Por Humberto Casagrande — CEO do Centro de Integração Empresa-Escola (CIEE)
A julgar pelas repetidas manifestações racistas a que assistimos, nós nos encontramos numa perturbadora encruzilhada: enfrentá-las com coragem, empenho e convicção para neutralizá-las em curto prazo e tentar eliminá-las numa segunda etapa; ou permitir a instalação de mais uma frente divisionista de polarização, com gravíssimas consequências para nossa unidade e paz sociais. Não se trata de mais um embate político-ideológico, como vem ocorrendo no momento e que pode ser resolvido numa eleição, mas de uma ferida aberta secularmente e pronta a sangrar indefinidamente, como ocorre em outros países.
O nosso preconceito racial é seletivo, pois atinge apenas brasileiros de ascendência africana. Nada existe em relação aos descendentes de portugueses, índios, italianos, árabes e orientais que também participaram da nossa conformação étnico-racial. Salta à vista, portanto, que a origem do problema está na escravidão e suas circunstâncias. Um ligeiro sobrevoo sobre o passado, à luz de variados estudos históricos, confirma essa possibilidade.

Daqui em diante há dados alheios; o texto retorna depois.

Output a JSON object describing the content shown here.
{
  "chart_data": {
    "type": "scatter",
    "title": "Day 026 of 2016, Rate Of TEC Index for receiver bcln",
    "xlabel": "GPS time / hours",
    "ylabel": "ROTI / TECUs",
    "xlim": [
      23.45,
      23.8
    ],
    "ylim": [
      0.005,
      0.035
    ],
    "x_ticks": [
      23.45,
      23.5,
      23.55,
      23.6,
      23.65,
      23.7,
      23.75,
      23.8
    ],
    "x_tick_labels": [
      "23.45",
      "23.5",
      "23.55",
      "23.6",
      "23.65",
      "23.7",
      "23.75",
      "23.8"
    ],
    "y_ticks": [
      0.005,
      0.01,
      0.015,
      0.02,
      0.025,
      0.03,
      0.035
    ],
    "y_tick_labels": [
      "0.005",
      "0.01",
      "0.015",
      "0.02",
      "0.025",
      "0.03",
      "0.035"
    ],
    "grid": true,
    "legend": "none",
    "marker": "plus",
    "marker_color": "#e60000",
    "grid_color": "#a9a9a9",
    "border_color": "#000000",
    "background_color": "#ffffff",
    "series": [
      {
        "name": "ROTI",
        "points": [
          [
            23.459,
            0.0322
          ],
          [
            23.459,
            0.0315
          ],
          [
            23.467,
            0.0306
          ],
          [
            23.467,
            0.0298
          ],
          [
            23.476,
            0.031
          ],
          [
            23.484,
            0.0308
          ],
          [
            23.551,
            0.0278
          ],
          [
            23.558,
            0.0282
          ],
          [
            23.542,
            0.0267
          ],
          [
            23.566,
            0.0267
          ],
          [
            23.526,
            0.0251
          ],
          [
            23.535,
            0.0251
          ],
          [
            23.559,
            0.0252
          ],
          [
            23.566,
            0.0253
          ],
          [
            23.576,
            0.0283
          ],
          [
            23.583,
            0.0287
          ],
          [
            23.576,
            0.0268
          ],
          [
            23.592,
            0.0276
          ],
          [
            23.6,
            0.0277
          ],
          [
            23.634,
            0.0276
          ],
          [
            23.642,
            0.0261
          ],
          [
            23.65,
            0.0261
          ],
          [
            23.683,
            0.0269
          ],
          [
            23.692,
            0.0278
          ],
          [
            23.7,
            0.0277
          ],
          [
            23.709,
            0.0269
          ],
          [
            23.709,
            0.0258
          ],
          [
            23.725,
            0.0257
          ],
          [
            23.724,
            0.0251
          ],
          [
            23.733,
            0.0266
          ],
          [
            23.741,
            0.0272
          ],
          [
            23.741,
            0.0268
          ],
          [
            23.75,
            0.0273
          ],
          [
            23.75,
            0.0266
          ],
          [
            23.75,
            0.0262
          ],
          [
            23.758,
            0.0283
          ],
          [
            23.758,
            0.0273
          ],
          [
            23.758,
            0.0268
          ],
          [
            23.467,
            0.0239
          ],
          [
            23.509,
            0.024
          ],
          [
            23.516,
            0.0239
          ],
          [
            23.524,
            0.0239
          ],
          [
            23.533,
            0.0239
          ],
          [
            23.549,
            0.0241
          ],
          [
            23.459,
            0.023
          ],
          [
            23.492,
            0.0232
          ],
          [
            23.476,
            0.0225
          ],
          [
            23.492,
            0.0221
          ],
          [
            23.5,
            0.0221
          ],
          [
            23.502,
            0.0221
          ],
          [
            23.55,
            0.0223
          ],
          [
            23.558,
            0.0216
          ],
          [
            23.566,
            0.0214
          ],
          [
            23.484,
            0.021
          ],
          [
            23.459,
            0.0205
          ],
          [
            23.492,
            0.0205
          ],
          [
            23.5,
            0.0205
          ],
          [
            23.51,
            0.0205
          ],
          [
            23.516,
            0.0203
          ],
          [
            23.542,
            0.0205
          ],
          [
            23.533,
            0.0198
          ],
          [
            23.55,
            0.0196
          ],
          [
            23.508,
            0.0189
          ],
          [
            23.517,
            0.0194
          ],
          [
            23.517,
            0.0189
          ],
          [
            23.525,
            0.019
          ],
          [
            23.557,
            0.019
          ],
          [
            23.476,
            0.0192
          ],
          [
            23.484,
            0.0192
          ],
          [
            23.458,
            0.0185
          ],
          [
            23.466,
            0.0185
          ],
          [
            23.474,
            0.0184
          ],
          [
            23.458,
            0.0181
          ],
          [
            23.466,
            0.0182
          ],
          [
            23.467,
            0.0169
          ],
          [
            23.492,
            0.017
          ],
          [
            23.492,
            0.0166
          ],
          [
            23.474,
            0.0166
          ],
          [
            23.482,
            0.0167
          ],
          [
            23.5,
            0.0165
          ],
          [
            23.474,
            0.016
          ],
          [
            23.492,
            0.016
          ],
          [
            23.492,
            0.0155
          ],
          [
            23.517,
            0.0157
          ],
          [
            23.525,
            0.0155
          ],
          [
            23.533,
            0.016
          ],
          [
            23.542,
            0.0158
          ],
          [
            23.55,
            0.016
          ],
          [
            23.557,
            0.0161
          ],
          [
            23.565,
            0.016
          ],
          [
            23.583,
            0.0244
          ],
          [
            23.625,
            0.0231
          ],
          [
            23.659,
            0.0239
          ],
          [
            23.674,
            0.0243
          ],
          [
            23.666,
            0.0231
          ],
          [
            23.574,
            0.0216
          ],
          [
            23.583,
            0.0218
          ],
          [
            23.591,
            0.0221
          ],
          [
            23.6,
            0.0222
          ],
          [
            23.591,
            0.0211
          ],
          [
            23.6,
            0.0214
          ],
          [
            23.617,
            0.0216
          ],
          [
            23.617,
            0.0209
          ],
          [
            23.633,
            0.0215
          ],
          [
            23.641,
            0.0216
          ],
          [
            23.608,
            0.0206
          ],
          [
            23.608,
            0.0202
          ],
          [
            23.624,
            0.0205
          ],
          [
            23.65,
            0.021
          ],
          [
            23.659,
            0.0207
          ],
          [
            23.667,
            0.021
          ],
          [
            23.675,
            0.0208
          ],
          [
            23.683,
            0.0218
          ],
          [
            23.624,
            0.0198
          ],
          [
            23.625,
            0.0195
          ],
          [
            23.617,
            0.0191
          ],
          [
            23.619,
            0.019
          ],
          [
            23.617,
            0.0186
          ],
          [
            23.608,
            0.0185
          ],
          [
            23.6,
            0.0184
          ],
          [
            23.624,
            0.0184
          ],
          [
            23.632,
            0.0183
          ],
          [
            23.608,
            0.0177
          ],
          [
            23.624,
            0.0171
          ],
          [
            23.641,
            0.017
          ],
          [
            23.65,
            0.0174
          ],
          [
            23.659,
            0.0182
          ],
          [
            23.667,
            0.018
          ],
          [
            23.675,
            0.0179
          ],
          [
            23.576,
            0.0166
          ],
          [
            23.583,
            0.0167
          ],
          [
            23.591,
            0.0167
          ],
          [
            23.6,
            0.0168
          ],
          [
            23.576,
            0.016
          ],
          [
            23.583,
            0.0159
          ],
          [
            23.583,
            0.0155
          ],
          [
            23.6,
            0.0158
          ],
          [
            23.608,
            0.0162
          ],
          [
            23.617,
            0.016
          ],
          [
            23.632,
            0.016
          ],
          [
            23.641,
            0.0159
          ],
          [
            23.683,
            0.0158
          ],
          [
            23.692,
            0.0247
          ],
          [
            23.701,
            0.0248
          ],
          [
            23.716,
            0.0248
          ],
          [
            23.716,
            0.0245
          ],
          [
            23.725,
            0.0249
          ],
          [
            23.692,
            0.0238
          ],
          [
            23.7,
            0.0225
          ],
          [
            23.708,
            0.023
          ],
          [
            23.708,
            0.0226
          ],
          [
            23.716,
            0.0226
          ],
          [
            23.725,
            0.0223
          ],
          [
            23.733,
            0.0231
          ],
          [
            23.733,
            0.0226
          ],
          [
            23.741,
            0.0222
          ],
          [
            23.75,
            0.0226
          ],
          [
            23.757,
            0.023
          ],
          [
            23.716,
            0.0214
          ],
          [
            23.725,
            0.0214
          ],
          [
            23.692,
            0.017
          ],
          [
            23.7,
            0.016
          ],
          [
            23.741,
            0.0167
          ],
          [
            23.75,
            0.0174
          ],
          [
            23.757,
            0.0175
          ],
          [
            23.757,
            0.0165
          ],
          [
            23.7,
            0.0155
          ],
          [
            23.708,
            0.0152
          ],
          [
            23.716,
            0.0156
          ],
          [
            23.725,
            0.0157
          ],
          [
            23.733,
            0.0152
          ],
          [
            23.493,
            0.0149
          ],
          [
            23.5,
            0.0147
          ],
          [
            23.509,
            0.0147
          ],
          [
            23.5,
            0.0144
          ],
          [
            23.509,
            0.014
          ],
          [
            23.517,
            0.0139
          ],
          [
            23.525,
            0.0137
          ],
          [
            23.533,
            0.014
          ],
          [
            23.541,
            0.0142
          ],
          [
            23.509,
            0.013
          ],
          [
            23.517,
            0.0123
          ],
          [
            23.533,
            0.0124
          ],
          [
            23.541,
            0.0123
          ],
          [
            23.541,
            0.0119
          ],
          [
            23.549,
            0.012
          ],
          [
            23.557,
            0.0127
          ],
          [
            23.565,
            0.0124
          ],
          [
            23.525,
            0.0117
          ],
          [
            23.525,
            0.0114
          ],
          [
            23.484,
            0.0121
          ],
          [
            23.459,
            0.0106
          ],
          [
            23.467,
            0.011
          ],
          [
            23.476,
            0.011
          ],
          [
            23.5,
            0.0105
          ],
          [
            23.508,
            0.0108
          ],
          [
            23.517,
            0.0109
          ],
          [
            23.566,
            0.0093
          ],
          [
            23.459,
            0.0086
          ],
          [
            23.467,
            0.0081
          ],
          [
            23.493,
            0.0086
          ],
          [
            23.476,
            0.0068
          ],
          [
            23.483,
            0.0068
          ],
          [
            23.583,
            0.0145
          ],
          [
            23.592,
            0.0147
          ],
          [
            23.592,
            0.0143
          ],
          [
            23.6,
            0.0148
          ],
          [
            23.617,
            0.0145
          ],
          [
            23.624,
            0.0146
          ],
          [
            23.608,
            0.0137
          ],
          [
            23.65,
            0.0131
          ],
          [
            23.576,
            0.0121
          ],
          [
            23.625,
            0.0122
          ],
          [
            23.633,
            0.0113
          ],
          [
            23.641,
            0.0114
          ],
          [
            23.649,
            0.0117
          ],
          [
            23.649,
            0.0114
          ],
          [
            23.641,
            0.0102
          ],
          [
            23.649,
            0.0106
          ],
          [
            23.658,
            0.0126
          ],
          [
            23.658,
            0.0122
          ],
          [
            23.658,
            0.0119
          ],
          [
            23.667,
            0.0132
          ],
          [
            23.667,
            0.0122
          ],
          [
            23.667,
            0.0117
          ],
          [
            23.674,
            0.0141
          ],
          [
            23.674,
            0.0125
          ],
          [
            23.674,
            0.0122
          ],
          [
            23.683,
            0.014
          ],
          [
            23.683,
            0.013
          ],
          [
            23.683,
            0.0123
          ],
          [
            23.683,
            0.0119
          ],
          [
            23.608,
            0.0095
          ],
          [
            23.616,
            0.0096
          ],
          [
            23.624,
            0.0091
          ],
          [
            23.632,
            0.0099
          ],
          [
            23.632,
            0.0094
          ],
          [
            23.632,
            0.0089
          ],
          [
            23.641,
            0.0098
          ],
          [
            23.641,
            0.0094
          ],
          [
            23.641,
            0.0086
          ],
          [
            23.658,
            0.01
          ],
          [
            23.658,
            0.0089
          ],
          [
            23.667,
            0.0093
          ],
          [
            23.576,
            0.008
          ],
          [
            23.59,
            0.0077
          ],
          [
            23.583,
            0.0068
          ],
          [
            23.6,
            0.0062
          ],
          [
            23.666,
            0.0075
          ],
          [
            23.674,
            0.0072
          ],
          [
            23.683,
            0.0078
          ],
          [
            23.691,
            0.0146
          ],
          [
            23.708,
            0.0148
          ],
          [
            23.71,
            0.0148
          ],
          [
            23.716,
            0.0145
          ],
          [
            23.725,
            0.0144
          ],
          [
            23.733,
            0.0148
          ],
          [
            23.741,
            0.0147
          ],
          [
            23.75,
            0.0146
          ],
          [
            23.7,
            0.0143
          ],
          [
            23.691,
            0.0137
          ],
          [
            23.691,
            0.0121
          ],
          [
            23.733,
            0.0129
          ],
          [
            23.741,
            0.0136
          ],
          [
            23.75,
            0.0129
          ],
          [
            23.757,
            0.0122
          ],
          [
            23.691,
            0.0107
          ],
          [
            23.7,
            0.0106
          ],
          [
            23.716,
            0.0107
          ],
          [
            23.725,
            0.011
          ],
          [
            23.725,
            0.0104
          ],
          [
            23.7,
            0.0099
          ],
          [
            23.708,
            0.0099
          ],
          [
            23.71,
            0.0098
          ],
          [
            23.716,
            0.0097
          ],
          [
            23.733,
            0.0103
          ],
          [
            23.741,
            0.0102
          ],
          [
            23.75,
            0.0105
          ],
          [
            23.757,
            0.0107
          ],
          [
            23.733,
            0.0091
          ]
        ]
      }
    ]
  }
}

Em 1530, apenas 30 anos após o descobrimento, os primeiros navios traziam escravos para os canaviais do Nordeste, pois o açúcar era especiaria ambicionada. A mão de obra competente, pois a tentativa com índios fracassara, foi buscada na África entre populações vulneráveis ao predomínio branco europeu. Era prático e rentável, uma vez que a produção de riquezas se dava a troco de comida, roupa barata e teto.
Mas havia um empecilho teológico: a escravidão contrariava os princípios de fraternidade anunciados por Cristo. Para aplacar as dores de consciência, foi necessário desqualificar os africanos, algo relativamente fácil: eles seriam meros gentios desconhecedores da palavra de Deus e das normas civilizatórias dos dominadores. De certo modo, o quadro justificava os castigos físicos e psicológicos impostos àqueles que, legitimamente, buscavam recuperar a liberdade. Nesse sentido, as vantagens econômicas propiciadas pela escravidão explicam sua manutenção a ferro e fogo por três dos cinco séculos da existência do país.
Uma vivência de 300 anos não se apaga com uma passada de borracha. De um lado, sobrevive a memória de sofrimentos, injustiças e ressentimentos centenários. De outro, persistem visões e comportamentos estratificados na sociedade e, como sempre ocorre com preconceitos, o mal ganha ares de virtude. Uma pesquisa do longínquo ano de 1888 revela que, à época, 97% dos brasileiros garantiam não ter preconceito racial, não obstante 98% afirmarem conhecer alguém que o tinha. Em 1995, a contradição se mantém. Em uma pesquisa da Folha de S.Paulo, 89% dos entrevistados afirmavam que havia preconceito contra negros no Brasil, mas apenas 10% admitiam tê-lo. O censo de 2010 apontou 16 milhões de brasileiros vivendo em extrema pobreza (R$ 70 mensais). Desses, 4,5 milhões eram brancos e 11,5 milhões eram negros. Tal disparidade tem muito a ensinar sobre o triângulo desigualdade, preconceito racial e oportunidades.
Segundo o informativo Desigualdades Sociais por Cor ou Raça no Brasil (IBGE/2019), os negros continuam a trabalhar, estudar e ganhar menos do que os brancos, sendo que no final de 2020 a taxa de desemprego entre os negros bate em 17%, contra 11% dos brancos. No quesito maior renda per capita, o fosso se alarga: os brancos representam 70% contra 27% dos negros. Quando se trata de menor rendimento, a relação se inverte: 75,2% de negros contra 23,7 de brancos.
Dois obstáculos devem ser enfrentados para assegurar o sucesso das crescentes — embora insuficientes — ações contra o preconceito racial: a baixa escolaridade e as elevadas taxas de desocupação ou concentração de oportunidades de trabalho em atividades informais e de baixa remuneração média. Com minha experiência em inclusão socioprofissional dos jovens, não hesito em afirmar que a diversidade no mercado de trabalho deve ser um dos focos da luta contra o racismo, que vem ganhando fôlego com a maior — embora ainda longe do ideal — presença de negros nas artes, nos esportes, na política, nas universidades, nas empresas e em outras atividades.
É uma luta que, na verdade, mobiliza lideranças e comunidades negras, mas também deve unir todos os que veem na diversidade o caminho para construir um país mais justo, mais solidário e mais feliz para todos, num processo que nasce da consciência de que vidas negras não somente importam, mas, sobretudo, merecem respeito.